Twelve Years to Build a Blackjack Game

If you've got an idea you've been carrying around for a decade, this one's for you.

Sun, May 17, 2026

5 min read

I left the gambling industry in 2014 with an idea for a blackjack game bouncing around my head. I finally launched it on March 1st, 2026.

So just twelve years, three stalled attempts, and roughly eight weeks of actual work at the end to get it over the line.

The origin story

I spent years as a product manager at online gambling companies.

We always wanted to make the games fun to play. This tended to be much easier with the flashing lights and sounds of a slots game compared to traditional table casino games.

The house already has their mathematical edge, so the last thing anyone wants is a dealer that makes the player feel bad. The vibe tends to be pretty low key and functional. Just calling out card totals and binary hand results.

But if you’ve ever played cards with your mates you know the best part of the game isn’t the result of the hand. It’s the table talk. It’s your friend calling you a *cough* “idiot” for hitting on 18, or chasing a straight draw in poker.

What if a blackjack game had a dealer that actually reacts to you? (And not politely)

The idea amused me at least. I just struggled to get anywhere with it.

The graveyard

Attempt zero: the easter egg (2013)

I was Product Manager on the Paddy Power Vegas app, and managed to smuggle a couple of personality moments in.

We had Paddy himself in the studio to record dealer commentary, and added a “don’t touch the chips!” line that triggered when players tapped the chip rack.

It seemed to go down well with players, and perhaps we could have got away with more given the irreverence of the brand.

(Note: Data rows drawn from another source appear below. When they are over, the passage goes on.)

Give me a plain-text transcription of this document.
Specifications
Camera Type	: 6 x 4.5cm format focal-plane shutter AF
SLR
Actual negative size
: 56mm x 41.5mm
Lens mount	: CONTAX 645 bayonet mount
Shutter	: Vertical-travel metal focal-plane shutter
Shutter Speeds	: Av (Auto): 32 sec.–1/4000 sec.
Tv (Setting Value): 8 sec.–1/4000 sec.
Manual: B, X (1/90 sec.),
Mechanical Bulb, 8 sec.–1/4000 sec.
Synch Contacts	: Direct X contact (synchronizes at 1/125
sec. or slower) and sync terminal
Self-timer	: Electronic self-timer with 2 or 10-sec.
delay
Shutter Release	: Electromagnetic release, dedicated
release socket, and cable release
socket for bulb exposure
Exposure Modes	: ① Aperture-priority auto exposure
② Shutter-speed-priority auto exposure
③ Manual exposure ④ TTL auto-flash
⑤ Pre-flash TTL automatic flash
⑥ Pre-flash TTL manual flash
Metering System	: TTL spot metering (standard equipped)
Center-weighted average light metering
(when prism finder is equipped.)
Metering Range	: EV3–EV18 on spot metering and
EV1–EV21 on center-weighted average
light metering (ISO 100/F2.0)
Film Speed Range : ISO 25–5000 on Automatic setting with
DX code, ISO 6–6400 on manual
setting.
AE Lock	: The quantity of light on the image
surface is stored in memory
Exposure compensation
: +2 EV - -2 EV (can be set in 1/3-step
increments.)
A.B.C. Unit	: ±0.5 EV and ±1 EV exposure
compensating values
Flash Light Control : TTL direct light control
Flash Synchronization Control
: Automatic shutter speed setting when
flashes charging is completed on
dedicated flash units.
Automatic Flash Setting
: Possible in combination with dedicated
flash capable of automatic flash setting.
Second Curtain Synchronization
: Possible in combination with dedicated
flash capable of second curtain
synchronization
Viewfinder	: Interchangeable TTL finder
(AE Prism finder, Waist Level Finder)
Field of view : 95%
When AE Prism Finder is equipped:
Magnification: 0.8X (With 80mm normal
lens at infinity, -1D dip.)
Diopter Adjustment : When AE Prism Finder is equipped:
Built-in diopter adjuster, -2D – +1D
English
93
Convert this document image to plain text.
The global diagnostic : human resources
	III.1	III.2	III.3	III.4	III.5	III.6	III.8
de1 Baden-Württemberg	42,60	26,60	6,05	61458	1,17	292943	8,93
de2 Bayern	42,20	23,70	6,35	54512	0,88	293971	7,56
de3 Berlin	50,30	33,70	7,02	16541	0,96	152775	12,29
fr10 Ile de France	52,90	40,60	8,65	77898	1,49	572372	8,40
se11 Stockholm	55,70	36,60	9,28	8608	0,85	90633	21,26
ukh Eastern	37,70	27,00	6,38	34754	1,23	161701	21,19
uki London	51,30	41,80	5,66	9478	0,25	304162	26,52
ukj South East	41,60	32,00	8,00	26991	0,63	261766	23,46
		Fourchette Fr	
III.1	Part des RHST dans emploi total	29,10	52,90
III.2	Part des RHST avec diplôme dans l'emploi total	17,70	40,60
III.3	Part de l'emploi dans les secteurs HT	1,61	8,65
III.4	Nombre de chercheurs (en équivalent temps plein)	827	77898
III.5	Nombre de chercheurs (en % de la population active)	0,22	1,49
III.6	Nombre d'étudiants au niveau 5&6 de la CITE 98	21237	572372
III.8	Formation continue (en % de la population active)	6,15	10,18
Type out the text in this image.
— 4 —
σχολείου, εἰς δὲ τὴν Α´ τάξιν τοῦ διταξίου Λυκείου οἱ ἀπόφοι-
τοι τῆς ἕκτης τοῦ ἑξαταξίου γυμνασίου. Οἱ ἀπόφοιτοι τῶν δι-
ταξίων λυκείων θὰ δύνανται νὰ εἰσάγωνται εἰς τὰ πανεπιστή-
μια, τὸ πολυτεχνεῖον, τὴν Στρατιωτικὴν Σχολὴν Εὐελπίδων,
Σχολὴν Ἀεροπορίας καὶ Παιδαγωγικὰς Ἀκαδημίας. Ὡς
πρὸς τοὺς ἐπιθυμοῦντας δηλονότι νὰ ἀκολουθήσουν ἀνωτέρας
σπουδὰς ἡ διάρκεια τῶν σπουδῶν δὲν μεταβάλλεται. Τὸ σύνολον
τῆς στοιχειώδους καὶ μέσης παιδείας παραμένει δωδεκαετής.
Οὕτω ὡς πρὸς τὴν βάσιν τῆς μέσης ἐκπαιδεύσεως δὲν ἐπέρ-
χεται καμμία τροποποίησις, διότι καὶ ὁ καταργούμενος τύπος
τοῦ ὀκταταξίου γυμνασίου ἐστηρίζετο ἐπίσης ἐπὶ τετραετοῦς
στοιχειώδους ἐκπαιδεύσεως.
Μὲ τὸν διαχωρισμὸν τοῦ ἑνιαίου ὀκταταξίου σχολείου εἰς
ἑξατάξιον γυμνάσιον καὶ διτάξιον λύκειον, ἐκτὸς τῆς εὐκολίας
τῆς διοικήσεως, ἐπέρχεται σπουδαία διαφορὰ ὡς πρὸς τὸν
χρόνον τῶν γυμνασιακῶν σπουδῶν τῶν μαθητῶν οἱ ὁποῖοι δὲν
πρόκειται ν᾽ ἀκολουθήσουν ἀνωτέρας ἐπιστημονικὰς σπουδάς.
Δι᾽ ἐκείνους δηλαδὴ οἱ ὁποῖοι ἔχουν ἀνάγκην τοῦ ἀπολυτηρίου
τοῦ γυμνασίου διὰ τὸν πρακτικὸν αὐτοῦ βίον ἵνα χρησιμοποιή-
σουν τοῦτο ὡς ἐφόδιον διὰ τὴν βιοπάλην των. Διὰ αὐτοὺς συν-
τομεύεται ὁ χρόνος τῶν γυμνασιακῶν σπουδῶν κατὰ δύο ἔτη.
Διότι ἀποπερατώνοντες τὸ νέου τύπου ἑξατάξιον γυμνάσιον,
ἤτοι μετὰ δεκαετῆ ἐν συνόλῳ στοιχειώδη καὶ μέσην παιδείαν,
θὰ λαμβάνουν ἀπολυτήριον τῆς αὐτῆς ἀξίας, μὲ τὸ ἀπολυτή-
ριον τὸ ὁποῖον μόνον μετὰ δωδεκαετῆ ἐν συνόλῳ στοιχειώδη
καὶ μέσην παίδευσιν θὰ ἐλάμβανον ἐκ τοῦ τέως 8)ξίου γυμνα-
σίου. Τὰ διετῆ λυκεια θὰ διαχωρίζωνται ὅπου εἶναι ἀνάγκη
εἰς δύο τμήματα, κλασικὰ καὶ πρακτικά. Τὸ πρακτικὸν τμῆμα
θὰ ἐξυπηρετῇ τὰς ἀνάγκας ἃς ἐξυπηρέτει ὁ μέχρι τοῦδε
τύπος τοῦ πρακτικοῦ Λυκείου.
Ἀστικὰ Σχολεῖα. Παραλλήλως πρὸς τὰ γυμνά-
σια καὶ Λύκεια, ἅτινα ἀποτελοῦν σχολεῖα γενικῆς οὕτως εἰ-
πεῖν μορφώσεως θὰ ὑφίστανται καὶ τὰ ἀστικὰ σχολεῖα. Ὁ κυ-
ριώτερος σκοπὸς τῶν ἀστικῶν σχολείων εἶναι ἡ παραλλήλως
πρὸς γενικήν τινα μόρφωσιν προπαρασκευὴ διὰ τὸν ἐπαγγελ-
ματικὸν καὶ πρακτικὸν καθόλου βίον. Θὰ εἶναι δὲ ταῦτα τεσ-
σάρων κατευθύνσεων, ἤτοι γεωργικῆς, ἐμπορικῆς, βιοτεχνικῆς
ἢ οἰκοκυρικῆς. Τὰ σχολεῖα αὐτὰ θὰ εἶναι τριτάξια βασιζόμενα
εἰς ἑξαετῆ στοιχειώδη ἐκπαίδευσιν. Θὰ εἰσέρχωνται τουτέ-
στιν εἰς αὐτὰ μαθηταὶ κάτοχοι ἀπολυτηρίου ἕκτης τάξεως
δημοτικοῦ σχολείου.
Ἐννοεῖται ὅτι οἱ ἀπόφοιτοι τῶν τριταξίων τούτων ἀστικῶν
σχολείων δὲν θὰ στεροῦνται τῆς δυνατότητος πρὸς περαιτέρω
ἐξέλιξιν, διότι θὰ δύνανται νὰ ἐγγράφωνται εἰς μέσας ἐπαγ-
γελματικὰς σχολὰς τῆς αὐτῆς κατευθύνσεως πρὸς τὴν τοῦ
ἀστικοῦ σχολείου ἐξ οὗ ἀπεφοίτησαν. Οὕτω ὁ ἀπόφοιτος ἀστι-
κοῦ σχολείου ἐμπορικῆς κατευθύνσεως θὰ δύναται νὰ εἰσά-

But it was always going to be awkward in the highly regulated real money arena.

Attempt one: the Alexa skill (2020)

Six years later, at the peak of the Alexa gold rush (was it just Jeff that got the gold?), I decided a voice-first blackjack game with a talking dealer made sense.

I had paid a real human voice actor to record a bunch of commentary for an earlier dice game, and this felt like the only way to get anything approaching the personality I wanted.

What killed it was the medium. Voice UX turns out to be a brutal format at the time for fast, reactive banter. The latency flattened the punchline, and any tweaks to the commentary would mean booking another studio session.

There is a half working version still sitting in my developer account, but it quietly died there.

Attempt two: the standalone app (early 2020s)

At some point I took another run at it as a standalone mobile app. I even hired a guy on Fiverr to knock out some designs. And they are stupendously horrific.

This one died the most obvious death of all: I got excited, did the fun part (the designs 🤮, the persona, the script), and then hit the wall of everything that was not so fun.

Game logic, authentication, leaderboards, hosting etc. The boring 80% of getting something to actually work. I’m kinda technical so it wasn’t just a skills gap…

I’m a procrastinator at my core. If something doesn’t excite me, it can stubbornly sit forever near the bottom of a to-do list. No guilt, because it’s still on the to-do list right?

What actually changed

I could have built some version of this in 2020, or 2022, or 2024. But it would have taken me six months of evenings, I would have hated every minute of the boring bits, and most likely would have just given up again.

Fortunately, the cost and speed of the unglamorous 80% plummeted.

Two concrete examples:

The voice acting: In 2020, giving the dealer a voice meant paying a human to come into a studio. If I forgot a line, or wanted to add a new scenario, I had to book them again. That friction alone was enough to kill any iteration loop.

This time round I used ElevenLabs. New lines cost pennies and take about thirty seconds each.

The boring nuts and bolts: Split edge cases, authentication, leaderboard backend, daily challenge reset logic, responsive layouts, the bit where you edit your profile…

AI coding assistants collapsed the time cost of the parts I didn’t want to do from months to hours. When the boring parts stop being a six-month commitment, it allows you to concentrate on the fun parts.

I started the renewed effort in January. Had a working beta by mid-February. Launched on March 1st.

Twelve years of “one day” became eight weeks of actually doing it.

What shipped

Blackjack Smack is a daily challenge blackjack game. You get 21 hands, a £1,000 starting stack, and a dealer whose entire personality is to make you regret every decision. Every day there’s a leaderboard showing whose bankroll survived.

There are no subscriptions, no coin packs, no “buy more chips” loops. Given my background I had strong opinions about what I did not want this to be, and avoiding those spammy mechanics was top of the list!

With a core of regular players joined by newbies every day, I’m still adding new features and looking forward to introducing a new dealer soon.

The obligatory takeaway

I’m sure everyone reading this has an app or game idea they’ve been carrying for years. What is really holding you back?

Maybe it was technical proficiency, or the expectation that it would take ages and cost a fortune.

Go and check whether that’s still true.

The boring 80% of most side projects got dramatically easier in the past couple of years, so a lot of ideas that weren’t worth starting suddenly are.

That doesn’t mean they’re gonna be any good, but it’s much quicker and cheaper now to find out!

If nothing else, go play Blackjack Smack. The dealer’s waiting, and they’re not in a good mood.